Roland made his first appearance as the Cisco Kid in the 1946 film The Gay Cavalier, and he was the only person of Mexican descent to play the role of the Mexican cowboy. Some of Roland’s films in the Cisco Kid series credited him with “additional dialogue.” Indeed, much of the series’s banter was highly personalized, as when an actor reminded Roland of an uncle, and Roland commented on this in the film. This demonstrativeness was characteristic of Roland, who hugged everyone he knew and was not ashamed to cry when appropriate.

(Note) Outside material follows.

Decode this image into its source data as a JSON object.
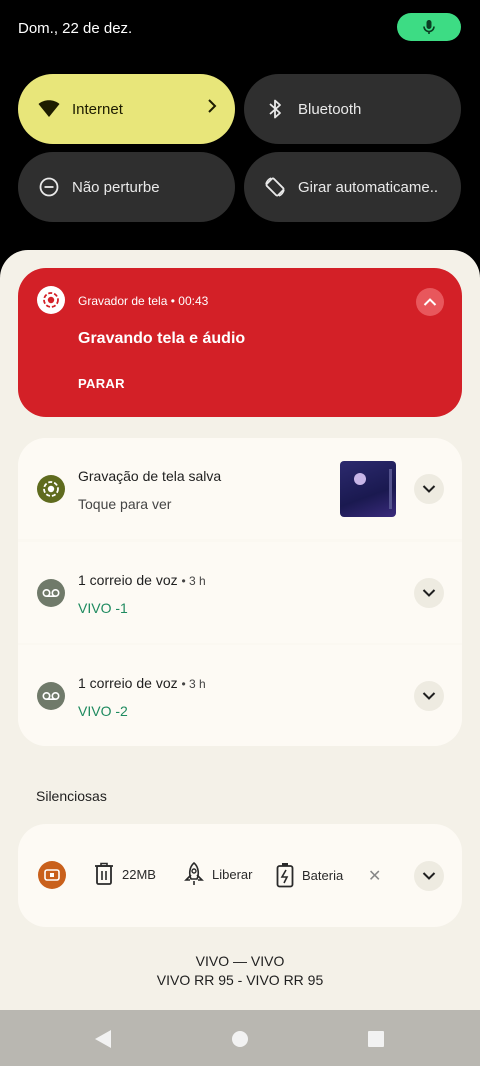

Roland served in the Army Air Corps as a lieutenant during World War II. While he was in the service he received many letters, including two from actor Greta Garbo, who described him as “my little soldier” and hoped that the “ladies don’t bother you too much.” In 1946, Roland divorced actor Constance Bennett, with who he had two daughters, Lorinda and Gyl. He later met Guillermina Cantú, whom he married in 1954 in Yuma, Arizona, and with whom he would spend the remaining forty years of his life. Roland remained interested in bullfighting all his life. In 1951, he starred in the film The Bullfighter and the Lady. Roland became a fan of Manolete, the famed Spanish bullfighter, after he watched him perform in the bullring in Mexico, and Roland enjoyed Barnaby Conrad’s book The Death of Manolete (1958).

In his later years, Roland appeared in small parts in films and made guest appearances on television programs, including Hart to Hart, Barnaby Jones, Combat, and Zorro. He played Zorro’s father in the television film The Mark of Zorro (1974), which gave him the chance to sword fight, proving that the sixty-eight-year-old actor had retained his athletic ability. His last film was Barbarosa (1982). Roland died of cancer in 1994 at the age of eighty-eight.

Significance

At a time when there were few film roles for Latinos, Roland carved a niche for himself in the film industry and later in television. He was nominated for Golden Globe Awards for his roles in The Bad and the Beautiful (1952) and Cheyenne Autumn (1964), and he has a star on the Hollywood Walk of Fame.

Bibliography

Flint, Peter B. “Gilbert Roland Is Dead at 88: Actor from Silent Films to TV.” The New York Times, May 18, 1994, p. 8. An obituary tracing Roland’s career.

Roland, Gilbert. “Valentino Smiled, Shook My Hand, and I Trembled.” TV Guide, November 22, 1975. Roland recalls the magnetism of the legendary Valentino.